In 1915 or 1916 a man came through our yard from the west, pulling behind him a surveyor's chain. He was looking for a route for a railroad from the west, to south of Frog Lake somewhere. He had come through north of the present site of the Salt Plant to our place, north of Hooky Lake, northwest of Whitney Lake on the narrows joining Laurier Lake, through the pines towards Ross Lake, between Ross Lake and the east end of Laurier Lake. Dad told him that route was too sandy with some muskeg, and to try north of Laurier Lake on solid ground through Black- lock's and Kjenner's. He saw no other men with him although they could have gone through. We heard no more of that survey until the present railroad came through along the North Saskatchewan River in 1928.

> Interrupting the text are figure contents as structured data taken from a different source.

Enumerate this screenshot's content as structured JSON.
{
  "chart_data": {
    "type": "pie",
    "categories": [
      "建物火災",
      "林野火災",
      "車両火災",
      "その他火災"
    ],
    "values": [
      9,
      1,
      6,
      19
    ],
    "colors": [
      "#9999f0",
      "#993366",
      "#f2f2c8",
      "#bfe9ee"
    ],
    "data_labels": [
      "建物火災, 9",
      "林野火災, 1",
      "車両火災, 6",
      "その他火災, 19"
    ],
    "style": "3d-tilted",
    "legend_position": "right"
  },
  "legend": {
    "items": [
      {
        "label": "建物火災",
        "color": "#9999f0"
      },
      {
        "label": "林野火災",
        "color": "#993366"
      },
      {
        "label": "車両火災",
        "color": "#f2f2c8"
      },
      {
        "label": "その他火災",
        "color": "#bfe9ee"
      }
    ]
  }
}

My parents moved to Dewberry in 1946 and lived in our old house as we were building a new one. Mother passed away in 1949. Dad went to Vancouver to his brother's for one year, came back and then went back again and remarried. Betty did not like Alberta's cold weather so they went to Vancouver two years later. Dad had a stroke in 1955. Betty passed away in 1960. She was Welsh. Both my parents are buried in the Dewberry Cemetery.